This Time is Different
I’m going to keep this edition of The Connector relatively short because we all have more important things to do today. But I want to address some feedback that I got from last Friday’s issue, “Reasons to be Cheerful.”
While a lot of you wrote to say you appreciated some good news about Biden-Harris’ prospects, a few questioned whether it made sense to say that “democratic legitimacy goes to the side that gets more votes.” One friend who I respect deeply for their own years of organizing admonished me for “prematurely celebrating” and urged me instead to emphasize how badly tilted the system is against democracy, that we’re in the middle of an “authoritarian slide” and that we shouldn’t take anything for granted, like all the votes being counted.
Here’s the thing. Right now, Biden is way ahead in the polls and Democrats are quaking in their boots, while Trump’s campaign is in a deep hole and his supporters think they’re ten points ahead. Psychologically, this is upside down. We are winning, and by around 11pm tonight as the first tallies come in from the west coast states, it will be clear that we’re ahead in the total vote.
Before you rush to remind me that the Democrat was also ahead in the total vote in 2000 and 2016, remember one more thing: this time is different. This time, there is a massive muscle that has been built by tens of thousands of organizers who have been toiling ever since November 2016 to rebuild the grassroots base of progressive politics in America. In 2000, Al Gore explicitly decided not to mobilize Democrats in Florida or nationally to defend the vote counting process there, other than trying to win the fight in the courts. (Read labor organizer Jane Mcalevey’s recounting of her experience as an AFL-CIO national staffer sent to Florida if you need a refresher on how the Gore campaign gave up on the battle for public opinion in those critical days.) In 2016, Democrats were in complete shock after Trump’s victory, leaving such a political vacuum that outsiders and newcomers with no prior organizational experience were the ones who launched the Women’s Marches and the Indivisible movement.
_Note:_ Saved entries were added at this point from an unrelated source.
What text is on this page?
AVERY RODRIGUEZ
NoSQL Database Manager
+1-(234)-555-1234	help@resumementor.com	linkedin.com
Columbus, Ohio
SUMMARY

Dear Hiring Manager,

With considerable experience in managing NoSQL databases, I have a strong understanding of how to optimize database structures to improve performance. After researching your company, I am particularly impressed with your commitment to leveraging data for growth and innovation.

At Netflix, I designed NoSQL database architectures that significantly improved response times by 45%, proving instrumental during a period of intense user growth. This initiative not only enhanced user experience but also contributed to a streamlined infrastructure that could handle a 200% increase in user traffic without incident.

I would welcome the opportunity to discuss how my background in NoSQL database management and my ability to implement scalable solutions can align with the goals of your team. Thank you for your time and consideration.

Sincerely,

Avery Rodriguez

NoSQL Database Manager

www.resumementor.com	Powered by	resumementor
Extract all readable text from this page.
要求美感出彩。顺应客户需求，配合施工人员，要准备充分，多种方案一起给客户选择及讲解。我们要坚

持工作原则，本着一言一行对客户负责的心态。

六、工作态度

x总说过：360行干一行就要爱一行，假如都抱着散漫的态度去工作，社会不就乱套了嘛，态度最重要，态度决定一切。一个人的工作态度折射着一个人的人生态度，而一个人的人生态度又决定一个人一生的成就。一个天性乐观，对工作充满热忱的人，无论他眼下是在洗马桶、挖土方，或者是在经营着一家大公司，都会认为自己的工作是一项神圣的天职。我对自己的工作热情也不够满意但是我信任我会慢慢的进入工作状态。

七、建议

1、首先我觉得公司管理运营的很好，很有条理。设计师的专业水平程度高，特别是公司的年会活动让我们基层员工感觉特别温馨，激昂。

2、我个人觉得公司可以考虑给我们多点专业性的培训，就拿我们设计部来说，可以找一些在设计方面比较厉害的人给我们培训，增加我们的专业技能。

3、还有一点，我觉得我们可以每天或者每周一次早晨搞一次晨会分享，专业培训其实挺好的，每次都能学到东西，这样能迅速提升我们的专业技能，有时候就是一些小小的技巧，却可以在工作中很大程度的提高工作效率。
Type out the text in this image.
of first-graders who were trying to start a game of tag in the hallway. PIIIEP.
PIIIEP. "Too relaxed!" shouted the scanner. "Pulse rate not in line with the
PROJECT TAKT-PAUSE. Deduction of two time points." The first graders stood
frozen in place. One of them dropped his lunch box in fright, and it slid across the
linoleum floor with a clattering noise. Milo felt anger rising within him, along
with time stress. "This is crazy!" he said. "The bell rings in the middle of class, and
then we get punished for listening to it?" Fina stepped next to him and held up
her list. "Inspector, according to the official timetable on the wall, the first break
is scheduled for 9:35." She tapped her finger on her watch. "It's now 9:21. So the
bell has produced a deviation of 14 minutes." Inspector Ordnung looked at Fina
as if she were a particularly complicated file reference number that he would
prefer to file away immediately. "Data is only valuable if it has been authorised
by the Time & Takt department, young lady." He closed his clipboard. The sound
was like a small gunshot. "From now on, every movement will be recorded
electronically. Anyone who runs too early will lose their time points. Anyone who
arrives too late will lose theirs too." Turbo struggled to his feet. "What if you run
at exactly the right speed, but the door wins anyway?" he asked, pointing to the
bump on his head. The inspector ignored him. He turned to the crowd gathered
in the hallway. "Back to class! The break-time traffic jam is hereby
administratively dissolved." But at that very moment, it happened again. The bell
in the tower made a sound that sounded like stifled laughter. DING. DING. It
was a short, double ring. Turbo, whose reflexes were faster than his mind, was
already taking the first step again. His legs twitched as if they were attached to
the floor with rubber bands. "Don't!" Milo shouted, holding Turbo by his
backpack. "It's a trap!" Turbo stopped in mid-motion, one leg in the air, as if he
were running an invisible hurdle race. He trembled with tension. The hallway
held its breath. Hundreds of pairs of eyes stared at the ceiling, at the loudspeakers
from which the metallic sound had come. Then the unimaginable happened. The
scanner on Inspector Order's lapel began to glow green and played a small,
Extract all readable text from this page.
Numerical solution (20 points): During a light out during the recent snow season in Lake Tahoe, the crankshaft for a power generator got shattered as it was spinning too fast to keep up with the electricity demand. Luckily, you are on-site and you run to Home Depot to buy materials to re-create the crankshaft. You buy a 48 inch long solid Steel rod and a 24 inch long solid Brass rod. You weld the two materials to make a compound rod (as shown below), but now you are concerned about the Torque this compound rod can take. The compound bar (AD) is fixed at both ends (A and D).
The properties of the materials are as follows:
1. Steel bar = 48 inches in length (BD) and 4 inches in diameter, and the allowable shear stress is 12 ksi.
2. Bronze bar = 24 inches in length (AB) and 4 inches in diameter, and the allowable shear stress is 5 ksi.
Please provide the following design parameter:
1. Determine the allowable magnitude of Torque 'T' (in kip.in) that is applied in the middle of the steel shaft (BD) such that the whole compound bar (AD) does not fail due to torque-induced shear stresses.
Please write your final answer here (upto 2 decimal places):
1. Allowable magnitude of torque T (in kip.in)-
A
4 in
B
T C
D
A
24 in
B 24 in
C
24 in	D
This time is different. I was astounded to learn yesterday that more than four million people have taken action using the Mobilize organizing platform in the 2020 cycle. That is double the number who took action in 2018, which you might recall was when Democrats retook the US House of Representatives and made other significant gains at the state house level. It is also double the number of active volunteers that powered Barack Obama’s successful presidential campaigns. Mobilize says the current volume of activity flowing through its platform, which is used by more than 1600 campaigns and organizations, is twelve times what it was in 2018.
Yes, the Trumpites have been holding mass rallies/superspreader events and those crowds are big. Big crowds prove nothing about electoral prospects; I can remember when Walter Mondale had 100,000 people in the Garment District of Manhattan in late 1984 and he still lost badly to Ronald Reagan. The MAGA folks in their muscle cars and pickup trucks are driving around trying to demonstrate their dominance, and those images are scary because they are designed to be intimidating. But when we share them with each other, we give the other side far more power than it really has.
In the meantime, our muscle is less visible because we’re behaving more responsibly and not holding big rallies. But if you’ve been on any Zoom meetings held by Democratic-allied groups lately, you know the number of people patiently making calls and texting voters is enormous. Monday night, more than 70,000 people were making calls for Biden. Meanwhile, as I write, so far there’s been little sign of the “50,000 poll watchers” that the GOP claimed would be showing up at polling sites nationwide. ProPublica’s Electionland reporting hub, which has 149 local and 12 national news organizations in its consortium, and almost 500 reporters across the country, has also so far turned up few problems.
The election won’t be over tonight, to be sure. It will take a few days, at a minimum, for all the mail-in ballots and provisional ballots to be counted. We’re organizing for that too: Sign up to Protect the Results to be part of that. And there may be court challenges, since the Trump side already knows that suppressing votes is its only strategy for getting out of the hole it’s in. But let’s go forward with confidence that our democracy is rising, and that no matter what some politicians may say, the elections belong to the people, and the millions of us who have learned how to organize ourselves democratically to bring our voices together will make sure of that.